This somewhat hurried blog refers primarily to a posting by Ian Fraser from last December; the best approach for those with time is to read that original post. Here I will just provide a few snippets from appearances in front of the UK Treasury Select Committee of a few regulators and former regulators, in a session about the government’s programme to scrap the Financial Services Authority and replace it with a Prudential Regulatory Authority and Financial Conduct Authority. Fraser:
“What disturbed me the most about the November 1 session was the regulators’ seeming nonchalance about criminality in the UK’s banking sector. At times, using the tortured and obfuscatory phraseology, the financial regulators almost seemed to want to pretend that criminality and fraud didn’t, or couldn’t exist in the domain they are supposed to police.”
And, more specifically:
The FSA executives told the MPs that they did not favor the drafting of any further criminal laws on the mismanagement of banks and financial institutions, beyond the existing powers to prosecute for fraud or deliberately mislead the market.

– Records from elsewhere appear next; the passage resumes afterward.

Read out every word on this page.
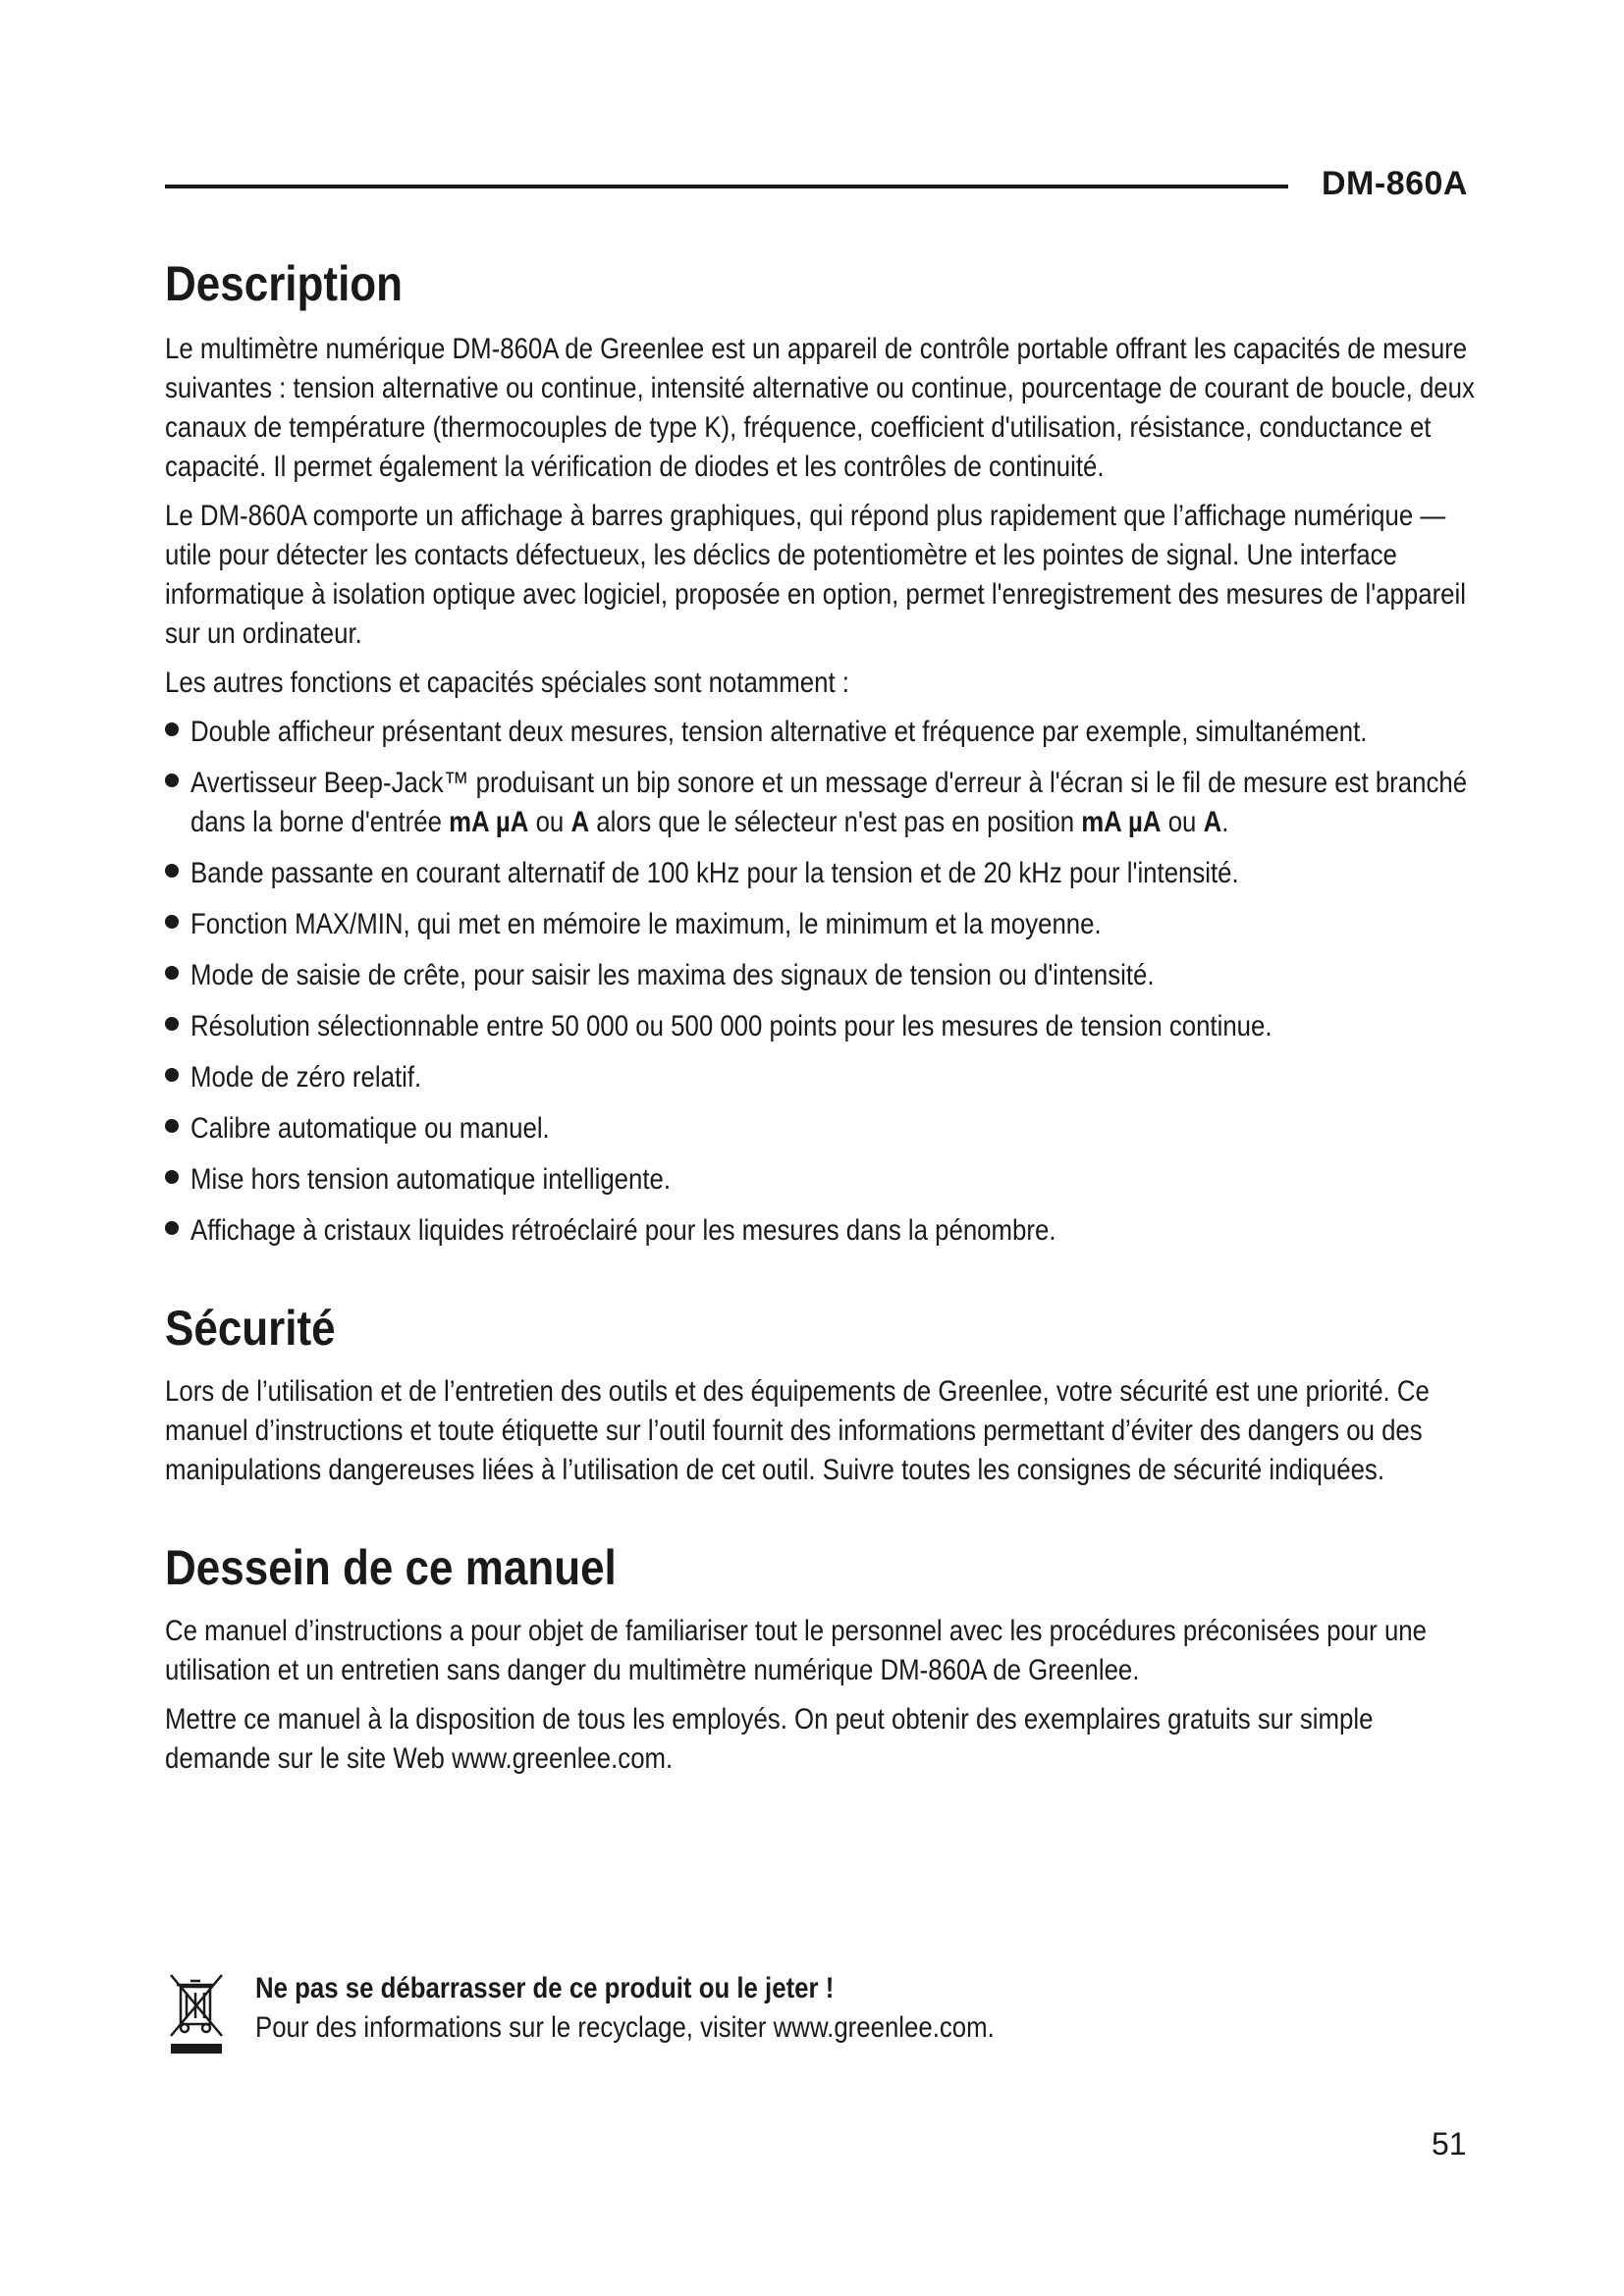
DM-860A
Description

Le multimètre numérique DM-860A de Greenlee est un appareil de contrôle portable offrant les capacités de mesure suivantes : tension alternative ou continue, intensité alternative ou continue, pourcentage de courant de boucle, deux canaux de température (thermocouples de type K), fréquence, coefficient d'utilisation, résistance, conductance et capacité. Il permet également la vérification de diodes et les contrôles de continuité.

Le DM-860A comporte un affichage à barres graphiques, qui répond plus rapidement que l’affichage numérique — utile pour détecter les contacts défectueux, les déclics de potentiomètre et les pointes de signal. Une interface informatique à isolation optique avec logiciel, proposée en option, permet l'enregistrement des mesures de l'appareil sur un ordinateur.

Les autres fonctions et capacités spéciales sont notamment :

Double afficheur présentant deux mesures, tension alternative et fréquence par exemple, simultanément.

Avertisseur Beep-Jack™ produisant un bip sonore et un message d'erreur à l'écran si le fil de mesure est branché dans la borne d'entrée mA µA ou A alors que le sélecteur n'est pas en position mA µA ou A.

Bande passante en courant alternatif de 100 kHz pour la tension et de 20 kHz pour l'intensité.

Fonction MAX/MIN, qui met en mémoire le maximum, le minimum et la moyenne.

Mode de saisie de crête, pour saisir les maxima des signaux de tension ou d'intensité.

Résolution sélectionnable entre 50 000 ou 500 000 points pour les mesures de tension continue.

Mode de zéro relatif.

Calibre automatique ou manuel.

Mise hors tension automatique intelligente.

Affichage à cristaux liquides rétroéclairé pour les mesures dans la pénombre.

Sécurité

Lors de l’utilisation et de l’entretien des outils et des équipements de Greenlee, votre sécurité est une priorité. Ce manuel d’instructions et toute étiquette sur l’outil fournit des informations permettant d’éviter des dangers ou des manipulations dangereuses liées à l’utilisation de cet outil. Suivre toutes les consignes de sécurité indiquées.

Dessein de ce manuel

Ce manuel d’instructions a pour objet de familiariser tout le personnel avec les procédures préconisées pour une utilisation et un entretien sans danger du multimètre numérique DM-860A de Greenlee.

Mettre ce manuel à la disposition de tous les employés. On peut obtenir des exemplaires gratuits sur simple demande sur le site Web www.greenlee.com.

Ne pas se débarrasser de ce produit ou le jeter !
Pour des informations sur le recyclage, visiter www.greenlee.com.
51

And according to the Hansard transcript of the session, the FSA’s Interim Managing Director Margaret Cole, when asked how many bankers were in prison for financial misconduct, said:
“None, because currently there isn’t a criminal offence that is pertinent to the behavior of bankers. Some may say it should be, but it is not a criminal offence to be incompetent.

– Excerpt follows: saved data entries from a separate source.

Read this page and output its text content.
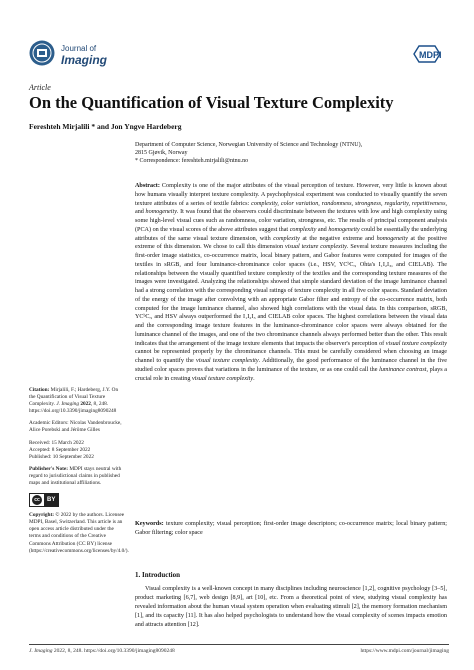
Journal of
Imaging	MDPI
Article
On the Quantification of Visual Texture Complexity
Fereshteh Mirjalili * and Jon Yngve Hardeberg
Department of Computer Science, Norwegian University of Science and Technology (NTNU),
2815 Gjøvik, Norway
* Correspondence: fereshteh.mirjalili@ntnu.no
Abstract: Complexity is one of the major attributes of the visual perception of texture. However, very little is known about how humans visually interpret texture complexity. A psychophysical experiment was conducted to visually quantify the seven texture attributes of a series of textile fabrics: complexity, color variation, randomness, strongness, regularity, repetitiveness, and homogeneity. It was found that the observers could discriminate between the textures with low and high complexity using some high-level visual cues such as randomness, color variation, strongness, etc. The results of principal component analysis (PCA) on the visual scores of the above attributes suggest that complexity and homogeneity could be essentially the underlying attributes of the same visual texture dimension, with complexity at the negative extreme and homogeneity at the positive extreme of this dimension. We chose to call this dimension visual texture complexity. Several texture measures including the first-order image statistics, co-occurrence matrix, local binary pattern, and Gabor features were computed for images of the textiles in sRGB, and four luminance-chrominance color spaces (i.e., HSV, YCᵇCᵣ, Ohta's I₁I₂I₃, and CIELAB). The relationships between the visually quantified texture complexity of the textiles and the corresponding texture measures of the images were investigated. Analyzing the relationships showed that simple standard deviation of the image luminance channel had a strong correlation with the corresponding visual ratings of texture complexity in all five color spaces. Standard deviation of the energy of the image after convolving with an appropriate Gabor filter and entropy of the co-occurrence matrix, both computed for the image luminance channel, also showed high correlations with the visual data. In this comparison, sRGB, YCᵇCᵣ, and HSV always outperformed the I₁I₂I₃ and CIELAB color spaces. The highest correlations between the visual data and the corresponding image texture features in the luminance-chrominance color spaces were always obtained for the luminance channel of the images, and one of the two chrominance channels always performed better than the other. This result indicates that the arrangement of the image texture elements that impacts the observer's perception of visual texture complexity cannot be represented properly by the chrominance channels. This must be carefully considered when choosing an image channel to quantify the visual texture complexity. Additionally, the good performance of the luminance channel in the five studied color spaces proves that variations in the luminance of the texture, or as one could call the luminance contrast, plays a crucial role in creating visual texture complexity.
Keywords: texture complexity; visual perception; first-order image descriptors; co-occurrence matrix; local binary pattern; Gabor filtering; color space

Citation: Mirjalili, F.; Hardeberg, J.Y. On the Quantification of Visual Texture Complexity. J. Imaging 2022, 8, 248. https://doi.org/10.3390/jimaging8090248

Academic Editors: Nicolas Vandenbroucke, Alice Porebski and Jérôme Gilles

Received: 15 March 2022
Accepted: 8 September 2022
Published: 10 September 2022

Publisher's Note: MDPI stays neutral with regard to jurisdictional claims in published maps and institutional affiliations.

cc	BY

Copyright: © 2022 by the authors. Licensee MDPI, Basel, Switzerland. This article is an open access article distributed under the terms and conditions of the Creative Commons Attribution (CC BY) license (https://creativecommons.org/licenses/by/4.0/).

1. Introduction
Visual complexity is a well-known concept in many disciplines including neuroscience [1,2], cognitive psychology [3–5], product marketing [6,7], web design [8,9], art [10], etc. From a theoretical point of view, studying visual complexity has revealed information about the human visual system operation when evaluating stimuli [2], the memory formation mechanism [1], and its capacity [11]. It has also helped psychologists to understand how the visual complexity of scenes impacts emotion and attracts attention [12].
J. Imaging 2022, 8, 248. https://doi.org/10.3390/jimaging8090248	https://www.mdpi.com/journal/jimaging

. . . If there were to be a criminal offence relative to behavior of bankers and the running of banks, that would require new legislation.“
Just think about the implications of that. Fraser highlights another section:
My question for you, Mr Wheatley, is . . .would you support making certain actions into criminal offences? For example, reckless mismanagement of a financial institution.
Martin Wheatley: I think we have to be very careful about what we consider to be criminal actions.
He then goes into a lot of back-and-forth about this, and Fraser sums up the FSA’s ultimate position:
“Since ‘white collar’ crime is so hard and so expensive to prosecute (and risks showing up our earlier failures), there is little point in us even trying. We would obtain better results by simply vetting candidates for senior banking and City of London roles more thoroughly, and then offering the sanction of banning them from ever working in finance again if they “mismanage” their institutions.
And I came to that post by virtue of another one of Fraser’s, today, which asks how a flawed ideology — and the Big Four accountants — helped provide cover for an epidemic of financial crime. Which is also well worth reading. My short take-out from it:
The ‘Big Four’ accountancy firms Deloitte, Ernst & Young, KPMG and PWC, whose duties as auditors are supposed to be to the shareholders not to the management of a company, have been behind the creation of a “Gresham’s” dynamic. By this, I mean they have provided a cover for ‘white collar’ crime, in exchange for inflated audit fees (or what are increasingly being termed by the accountancy professor Prem Sikka and others as “bungs for silence”). If true this makes them dangerous institutions.